Quatro best-sellers e três filmes recordistas de bilheteria depois, a criação da escritora Helen Fielding pode, agora, ser vista em uma quarta aventura na tela grande, chamada Bridget Jones: Louca pelo Garoto. E a personagem-título, estrela de uma franquia britânica aparentemente incansável, é rotineiramente comparada com James Bond.
É claro que a Bridget infeliz de classe média não corre para salvar o mundo dos malfeitores. Ela pode ser encontrada com mais frequência em algum bar de Londres, tomando vinho branco com seus amigos tagarelas.

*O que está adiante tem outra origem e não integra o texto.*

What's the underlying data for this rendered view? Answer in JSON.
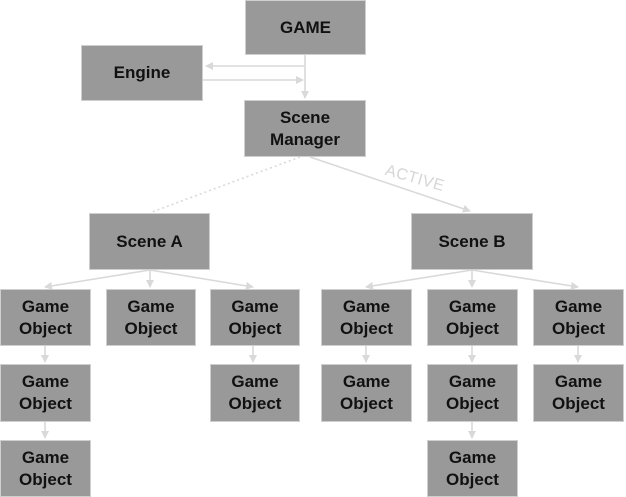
{
  "nodes": {
    "game": "GAME",
    "engine": "Engine",
    "scene_manager": [
      "Scene",
      "Manager"
    ],
    "scene_a": "Scene A",
    "scene_b": "Scene B",
    "game_object": [
      "Game",
      "Object"
    ]
  },
  "edges": {
    "active_label": "ACTIVE"
  },
  "colors": {
    "box_fill": "#999999",
    "box_border": "#cfcfcf",
    "connector": "#d9d9d9",
    "active_label": "#d6d6d6"
  }
}
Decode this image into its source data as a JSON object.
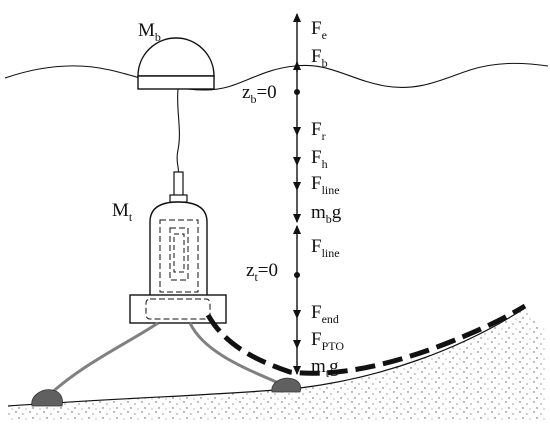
{
  "labels": {
    "buoy_mass": {
      "main": "M",
      "sub": "b"
    },
    "tank_mass": {
      "main": "M",
      "sub": "t"
    },
    "zb": {
      "main": "z",
      "sub": "b",
      "tail": "=0"
    },
    "zt": {
      "main": "z",
      "sub": "t",
      "tail": "=0"
    },
    "forces_upper": [
      {
        "main": "F",
        "sub": "e",
        "tail": ""
      },
      {
        "main": "F",
        "sub": "b",
        "tail": ""
      },
      {
        "main": "F",
        "sub": "r",
        "tail": ""
      },
      {
        "main": "F",
        "sub": "h",
        "tail": ""
      },
      {
        "main": "F",
        "sub": "line",
        "tail": ""
      },
      {
        "main": "m",
        "sub": "b",
        "tail": "g"
      }
    ],
    "forces_lower": [
      {
        "main": "F",
        "sub": "line",
        "tail": ""
      },
      {
        "main": "F",
        "sub": "end",
        "tail": ""
      },
      {
        "main": "F",
        "sub": "PTO",
        "tail": ""
      },
      {
        "main": "m",
        "sub": "t",
        "tail": "g"
      }
    ]
  },
  "colors": {
    "ink": "#111111",
    "anchor": "#606060",
    "mooring": "#808080",
    "sand": "#555555"
  }
}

Ou, em vez disso, ela está em busca de homens – tradicionalmente, Daniel Cleaver (Hugh Grant) ou Mark Darcy (Colin Firth). Mas ela não fica totalmente indiferente ao que acontece pelo mundo.
Certa vez, ela tentou parecer consciente e sofisticada, comentando “não é terrível o que acontece na Chechênia?” (no filme original, O Diário de Bridget Jones, de 2001). Em outra oportunidade, por pura infelicidade, ela acabou presa em uma prisão na Tailândia (na sequência de 2004, Bridget Jones: No Limite da Razão).
E ter filhos realmente não estava na sua lista de afazeres, até que ela ficou acidentalmente grávida na casa dos 40 anos (em O Bebê de Bridget Jones, 2016). Ela passou os meses seguintes imaginando se Mark seria o pai.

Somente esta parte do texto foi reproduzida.